During the past few weeks we have talked to business men in various parts of the country and the general question is “What are they doing in the East?” or “How are machinery sales in the Middle West?”
The answer is much the same in all sections, but there seems to be the general assurance that business as a whole is on the upgrade.
Last week we returned from New York to Chicago on one of the most popular overnight trains and learned that we were riding in one of the four sections of this Limited. It was just the usual volume of travel on this train. On many days this same Limited run in five or six sections.
Chicago was recently the center of the Canners’ Association Convention and practically every hotel was completely occupied. The taxi-cab business was humming—the hustle in the railroad depots was confusing—the theatres were filled every night; in fact, everything that makes for Commerce was on the move.
This activity, in our estimation, reflects the trend of thought in the minds of the people in one of our most vital industries. These canners, who sell us our tomato juice, tuna fish and asparagus were automatically helping the manufacturer who produces railroad cars, automobiles, trucks and other vehicles which make the wheels of industry go ’round. This in turn will enable the workers in these industries to buy more beans, spinach, pineapple juice, and even canned orange juice.

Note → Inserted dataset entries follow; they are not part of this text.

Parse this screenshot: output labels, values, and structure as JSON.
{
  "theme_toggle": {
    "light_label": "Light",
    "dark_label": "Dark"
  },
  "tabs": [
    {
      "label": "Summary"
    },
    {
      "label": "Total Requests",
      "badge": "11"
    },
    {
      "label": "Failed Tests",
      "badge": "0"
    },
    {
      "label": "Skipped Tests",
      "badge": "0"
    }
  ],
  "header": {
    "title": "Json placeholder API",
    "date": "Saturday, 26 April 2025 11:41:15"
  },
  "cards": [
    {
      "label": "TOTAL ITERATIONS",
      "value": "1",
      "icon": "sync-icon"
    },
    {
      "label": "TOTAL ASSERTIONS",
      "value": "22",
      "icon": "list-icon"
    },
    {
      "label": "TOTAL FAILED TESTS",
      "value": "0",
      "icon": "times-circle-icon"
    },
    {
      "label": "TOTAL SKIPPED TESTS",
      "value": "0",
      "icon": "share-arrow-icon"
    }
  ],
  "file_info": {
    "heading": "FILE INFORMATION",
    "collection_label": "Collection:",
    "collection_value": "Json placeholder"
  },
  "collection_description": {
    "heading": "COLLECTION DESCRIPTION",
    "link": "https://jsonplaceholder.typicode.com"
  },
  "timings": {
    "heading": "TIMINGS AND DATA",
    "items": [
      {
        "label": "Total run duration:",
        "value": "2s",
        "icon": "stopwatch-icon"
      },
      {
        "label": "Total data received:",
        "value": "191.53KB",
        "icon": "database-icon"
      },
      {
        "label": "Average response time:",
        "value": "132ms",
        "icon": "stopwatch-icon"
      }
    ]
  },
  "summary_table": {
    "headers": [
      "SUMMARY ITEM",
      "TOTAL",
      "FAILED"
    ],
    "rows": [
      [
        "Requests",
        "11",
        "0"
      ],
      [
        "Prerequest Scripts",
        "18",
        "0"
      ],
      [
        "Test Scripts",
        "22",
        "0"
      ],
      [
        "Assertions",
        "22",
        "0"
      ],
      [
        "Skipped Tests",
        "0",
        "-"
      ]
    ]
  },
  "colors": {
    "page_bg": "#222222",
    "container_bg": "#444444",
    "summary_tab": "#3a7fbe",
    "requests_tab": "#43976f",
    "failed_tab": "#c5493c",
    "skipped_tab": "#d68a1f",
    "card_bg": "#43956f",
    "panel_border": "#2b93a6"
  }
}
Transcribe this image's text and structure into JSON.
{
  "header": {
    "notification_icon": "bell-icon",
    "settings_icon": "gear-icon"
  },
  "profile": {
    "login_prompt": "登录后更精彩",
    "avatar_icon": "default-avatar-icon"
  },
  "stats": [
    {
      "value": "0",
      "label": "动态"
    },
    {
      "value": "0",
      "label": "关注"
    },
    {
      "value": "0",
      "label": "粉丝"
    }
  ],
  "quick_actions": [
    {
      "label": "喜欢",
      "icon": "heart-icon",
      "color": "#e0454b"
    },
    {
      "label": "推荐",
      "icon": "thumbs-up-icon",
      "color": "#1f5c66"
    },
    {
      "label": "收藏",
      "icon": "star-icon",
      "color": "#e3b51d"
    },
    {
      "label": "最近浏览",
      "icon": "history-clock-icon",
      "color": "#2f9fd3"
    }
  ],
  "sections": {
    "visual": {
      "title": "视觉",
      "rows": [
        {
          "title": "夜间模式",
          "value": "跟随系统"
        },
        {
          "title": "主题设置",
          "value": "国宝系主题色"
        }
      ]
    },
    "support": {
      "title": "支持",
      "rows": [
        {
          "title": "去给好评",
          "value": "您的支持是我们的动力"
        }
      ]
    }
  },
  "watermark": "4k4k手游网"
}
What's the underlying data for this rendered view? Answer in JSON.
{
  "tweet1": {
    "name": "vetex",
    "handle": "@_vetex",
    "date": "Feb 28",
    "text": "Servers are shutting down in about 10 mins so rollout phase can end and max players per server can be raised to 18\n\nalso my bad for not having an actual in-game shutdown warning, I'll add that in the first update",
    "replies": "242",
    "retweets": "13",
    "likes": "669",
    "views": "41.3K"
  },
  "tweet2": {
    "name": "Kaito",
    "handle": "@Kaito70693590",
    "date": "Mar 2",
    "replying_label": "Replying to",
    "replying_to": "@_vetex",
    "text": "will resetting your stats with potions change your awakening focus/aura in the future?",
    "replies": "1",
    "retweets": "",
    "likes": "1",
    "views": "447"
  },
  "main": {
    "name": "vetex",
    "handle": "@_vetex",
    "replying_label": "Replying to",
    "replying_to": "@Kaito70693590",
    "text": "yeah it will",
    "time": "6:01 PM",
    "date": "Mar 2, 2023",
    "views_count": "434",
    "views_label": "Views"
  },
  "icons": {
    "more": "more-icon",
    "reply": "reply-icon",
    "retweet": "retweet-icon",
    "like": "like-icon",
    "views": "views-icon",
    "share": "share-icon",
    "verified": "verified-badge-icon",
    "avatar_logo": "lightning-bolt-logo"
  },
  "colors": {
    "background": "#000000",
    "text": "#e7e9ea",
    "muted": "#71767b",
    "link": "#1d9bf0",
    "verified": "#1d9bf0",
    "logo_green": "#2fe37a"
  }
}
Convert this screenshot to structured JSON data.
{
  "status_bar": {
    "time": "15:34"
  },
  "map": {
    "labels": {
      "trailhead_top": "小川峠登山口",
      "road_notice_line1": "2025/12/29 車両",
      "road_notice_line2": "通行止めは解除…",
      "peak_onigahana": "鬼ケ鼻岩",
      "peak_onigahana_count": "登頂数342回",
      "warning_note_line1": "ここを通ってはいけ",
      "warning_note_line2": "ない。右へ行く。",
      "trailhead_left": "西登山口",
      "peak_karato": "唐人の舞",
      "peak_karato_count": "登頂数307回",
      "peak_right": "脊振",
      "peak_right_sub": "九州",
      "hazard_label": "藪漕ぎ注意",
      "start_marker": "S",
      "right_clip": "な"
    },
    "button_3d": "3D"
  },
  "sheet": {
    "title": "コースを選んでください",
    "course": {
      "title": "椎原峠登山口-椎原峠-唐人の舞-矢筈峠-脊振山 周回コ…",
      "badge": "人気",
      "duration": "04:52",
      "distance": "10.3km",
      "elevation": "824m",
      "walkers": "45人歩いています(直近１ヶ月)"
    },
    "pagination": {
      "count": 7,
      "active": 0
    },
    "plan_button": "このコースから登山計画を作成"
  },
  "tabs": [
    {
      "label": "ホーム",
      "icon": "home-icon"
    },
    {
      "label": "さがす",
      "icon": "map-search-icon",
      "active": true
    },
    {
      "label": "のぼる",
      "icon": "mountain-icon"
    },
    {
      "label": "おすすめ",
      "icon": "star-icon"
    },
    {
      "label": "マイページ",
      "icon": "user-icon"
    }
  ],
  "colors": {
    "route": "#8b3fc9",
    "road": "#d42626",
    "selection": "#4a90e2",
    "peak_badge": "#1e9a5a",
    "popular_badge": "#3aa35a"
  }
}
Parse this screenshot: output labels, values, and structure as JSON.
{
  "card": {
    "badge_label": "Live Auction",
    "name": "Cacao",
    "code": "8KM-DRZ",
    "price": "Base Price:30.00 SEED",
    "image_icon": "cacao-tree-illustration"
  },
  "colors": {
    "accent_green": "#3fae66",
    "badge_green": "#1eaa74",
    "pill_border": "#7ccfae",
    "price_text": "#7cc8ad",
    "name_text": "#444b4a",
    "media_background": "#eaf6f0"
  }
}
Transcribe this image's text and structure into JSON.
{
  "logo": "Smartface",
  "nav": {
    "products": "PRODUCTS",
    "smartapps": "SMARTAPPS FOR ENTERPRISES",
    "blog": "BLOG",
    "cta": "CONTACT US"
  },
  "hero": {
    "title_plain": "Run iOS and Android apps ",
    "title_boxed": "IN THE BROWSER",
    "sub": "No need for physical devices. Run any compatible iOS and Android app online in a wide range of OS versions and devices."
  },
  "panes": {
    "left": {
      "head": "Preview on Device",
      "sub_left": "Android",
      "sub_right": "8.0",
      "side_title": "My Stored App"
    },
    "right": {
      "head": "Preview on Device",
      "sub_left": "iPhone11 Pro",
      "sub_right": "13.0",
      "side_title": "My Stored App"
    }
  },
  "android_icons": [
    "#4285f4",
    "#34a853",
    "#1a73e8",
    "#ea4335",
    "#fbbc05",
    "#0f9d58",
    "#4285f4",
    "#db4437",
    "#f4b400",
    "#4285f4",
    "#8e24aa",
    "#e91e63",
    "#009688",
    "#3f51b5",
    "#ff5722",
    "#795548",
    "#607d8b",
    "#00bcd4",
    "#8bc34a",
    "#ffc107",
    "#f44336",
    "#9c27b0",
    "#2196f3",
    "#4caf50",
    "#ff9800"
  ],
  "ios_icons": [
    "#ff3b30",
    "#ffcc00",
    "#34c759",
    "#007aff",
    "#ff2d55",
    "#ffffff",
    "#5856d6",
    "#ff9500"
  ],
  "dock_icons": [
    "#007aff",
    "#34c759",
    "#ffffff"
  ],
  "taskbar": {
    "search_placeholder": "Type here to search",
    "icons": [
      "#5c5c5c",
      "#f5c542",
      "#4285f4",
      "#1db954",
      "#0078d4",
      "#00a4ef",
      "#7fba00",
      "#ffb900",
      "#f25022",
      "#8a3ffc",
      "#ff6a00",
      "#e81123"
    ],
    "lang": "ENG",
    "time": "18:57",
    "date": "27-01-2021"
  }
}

The more canned goods sold the more prosperity for the farmer—the more power presses placed in operation and the more implements manufactured—the more machine tools sold, and so ad infinitum.
The Canners’ Convention in Chicago—the Scrap Iron Institute Meeting in Atlantic City, and even the annual vacation trek to Florida all help to create confidence in business.
In our own line we have found it necessary to purchase more printing paper, ink, engravings—spend more money on travel and communication than we have found it necessary to do in the preceding months.
This return of business activity is not being brought about by trading on the stock market or optimistic statements from financiers and eloquent statesmen, but by just such things that are happening in our own back yard and too often pass by without observation.